Mother immediately began talking to the sitters' neighbors and created a poster with his picture on it. Since he'd been gone a few days, the "scent" was already getting cold. We consulted Annette by telephone right away (she'd helped me locate a lost kitty a few months earlier), and she was able to determine that he was still "in his body", and that he might be hiding in a shed, children's playhouse, or sheltered space in someone's backyard. Annette instructed him to go back to the catsitters' home, but he let her know later that he'd gone back there twice, but no one seemed to be home, (the sitters were inexperienced, and were of very little help). It was clear that we needed to get as many other people as possible looking for Petey, in order to find him. With posters up, and with a local "eblast" going out to neighbors showing his picture, a few people called with potential sightings.
Over the next few weeks various sightings involved a Petey "look-alike", as well as (probably) Petey himself - so it was hard to determine where to focus the search since most sightings were 8-10 blocks away from the sitters' home. It was very hard not to get discouraged, but Annette kept telling Petey to let someone see him, so they would tell his mother, and then she could get him home. Annette also urged us to have the sitters put dry food out on their porch and keep an eye on how it was being eaten, but this was not a dependable arrangement; fortunately, in the area where there had been some sightings, there was a lady who routinely set out food for stray cats, which was probably a place he was eating, but this lady was not often home, and hard to communicate with consistently.
The neighborhood itself was bounded by grassy areas and bayous (deep ditches with water at the bottom) on three sides - Petey had let Annette know that he had a definite "circuit" he traveled, including a grassy area. My mother continually walked and drove throughout the area, but never saw him, although she saw Petey "look-alikes" on more than one occasion. Finally, I made a detailed map of the area, including the grassy areas, marking where all the sightings had been, and faxed it to Annette. Although the sightings were spread out over a large area, she identified three "hotspots" where she felt the largest concentration of his energy. The "hottest" spot was by the edge of the map, near a grassy area bounding a bayou. For the next couple of days, mother concentrated her efforts near these hotspots.
Two nights later a woman called who lived in the next neighborhood over, and as chance would have it, she'd come into this adjacent neighborhood (across the bayou and grassy area) to jog, had seen one of mother's posters with Petey's picture, and realized he was the cat who'd recently been coming around her garage, where she fed her own cat.
Mother went immediately to her home - although Petey was very scared, (and still in "survival mode"), they were able to entice him with food, to come into an inside porch, and from there mother was very gradually able to calm him enough to get him into his carrier and take him home.

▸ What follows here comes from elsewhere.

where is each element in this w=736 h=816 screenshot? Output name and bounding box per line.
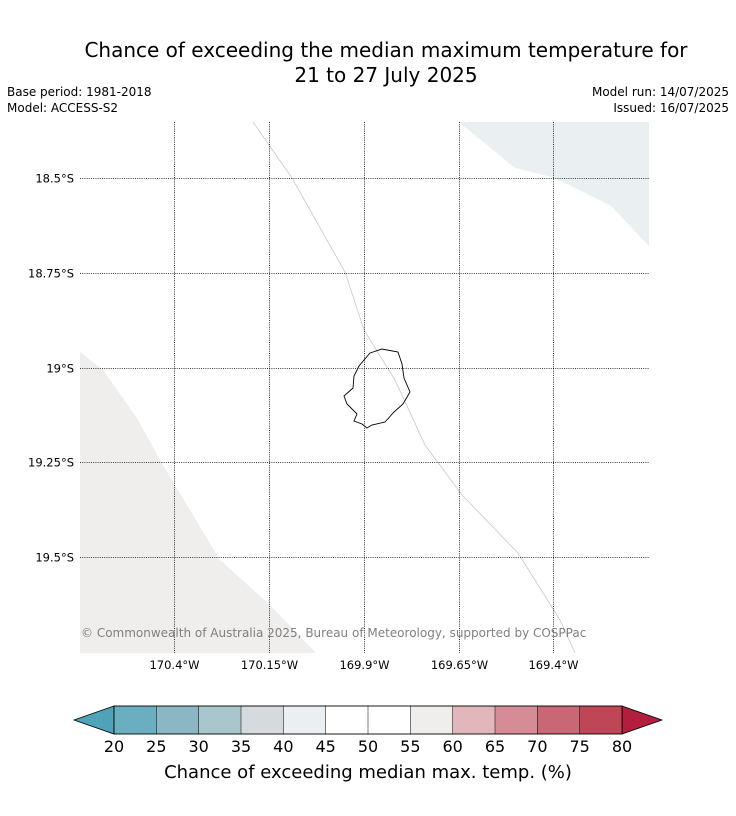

In retrospect, looking back at the map we'd sent Annette, Petey was finally found at a house located just off of the edge of the map, and right across from the "hottest" spot she'd identified on it, where he most likely crossed over the grassy area/bayou to get into the next neighborhood. It was such a large area that we were trying to find him in, that without Annette's encouragement, my mother might have given up hope. Thank goodness we all stuck to it (although the three of us lived in three different places, coaching each other by phone and email), working like a team to keep each other going, because it was only by being persistent and not giving up that we found him!